The Six Principles of Nurture at Kemsing Primary School
Children’s learning is understood developmentally - We all learn in different ways
Our first nurture principle is about developmentally-appropriate practice so we need to start with the child and think about individual children and their age and stage of development. Bear in mind the principles of the Early Years Foundation Stage (EYFS) - every child is a unique child, children learn to be strong and independent through positive relationships, children learn and develop well in enabling environments and children develop and learn in different ways and at different rates. So at this time, when we need to provide a nurturing curriculum, rather than a catching up curriculum, we must focus on children’s wellbeing and provide activities and experiences which begin with the child and are based on what they can do. We can also include opportunities to support children’s wellbeing such as access to calm, safe spaces, breathing techniques, mindfulness and yoga activities and ensure that we talk openly about our emotions and feelings.
The importance of nurture for the development of wellbeing - Our wellbeing is valued
When considering wellbeing, it is helpful to think about the whole child, so to look at learning and wellbeing holistically and provide a supportive emotional environment. Here are a few ideas of how we do this in practice:
- We respect children’s feelings and give a clear message that all children are valued and emotions accepted.

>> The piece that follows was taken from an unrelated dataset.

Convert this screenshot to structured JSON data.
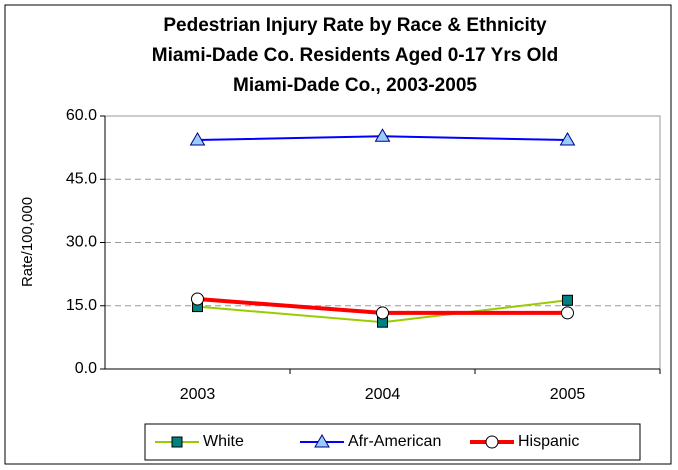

- We provide a predictable and secure environment in which all adults are consistent in their approach to children’s behaviour.
- We support children with behavioural, emotional and social difficulties by reflecting on and meeting their individual needs.
- We act as role models and encourage positive behaviour using emotion coaching techniques.
- We provide activities and opportunities that support children to recognise and articulate their feelings and emotions.
All behaviour is communication - We support all behaviours
In addition to language, we communicate through our actions and behaviour. If you imagine an image of an iceberg – the behaviours that you see are just the tip and underneath what we see there is a lot more going on. So the behaviour we see at the tip of the iceberg could be loud or aggressive behaviour, or quiet and withdrawn, but underneath the waterline, the child could be trying to get a message across: I feel angry, I am hurt, I am hungry, I am tired, I need love, I’m overwhelmed, I need a break, I want that toy, I want a friend, I want to connect with you and this works, I have these big emotions and don’t know how to deal with them…’
The classroom offers a safe base - We feel safe
This principle is referring to attachment theory and ensuring that our school is a nurturing safe space. We want our school to act as a secure base for our children, however, sadly, this is not the case for all children. How securely attached a child feels will have a direct influence on their behaviour. Research has shown that children and young people who have a good start in life have significant advantages over those who have experienced adverse childhood experiences or trauma, or those who have had difficulty forming secure attachments. The environment that children grow up within, or the nurturing environment makes all the difference. These children tend to do better at school, attend regularly, form more meaningful friendships and are significantly less likely to be involved in crime or experience physical or mental health problems. Understanding attachment theory can help us to understand why children behave the way they do and help us to remain more sensitive to their needs. We can better understand how external influences (relationships, stress, poverty, neglect, emotional environment) can affect children and this will help us to plan more effectively for them and use appropriate strategies to support them – intervening early if needed. Being aware of this can help us to adapt our expectations accordingly and use a range of strategies to intervene sensitively.
Language is a vital means of communication - Our emotions are understood
When nurturing children we need to reflect upon how we communicate with them in ways that they fully understand. In addition to spoken words we use gestures, pointing, body language, posture, eye contact and movement. We must not assume that children know and understand any new rules we may have in place and we must share these with them offering them reasons as to why we need to change things. Children can be very resilient and how we communicate with them and their families will make a big difference.
The importance of transition in children's lives - We are prepared for change
It would be easy for us to underestimate the impact that transitions have on a child's wellbeing. Daly once said, “Something adults may consider to be a small or insignificant event can be quite traumatic for children” (Daly et al., 2004:111). So sometimes, it’s not the really big things that will have the biggest impact on our children, it can be the small things that are really big for them. For example, having to go into the hall for lunch, or not being able to sit next to their friend.
Therefore, we try to see the world and our school through our children’s eyes to really try to understand how they will feel and what will affect them most.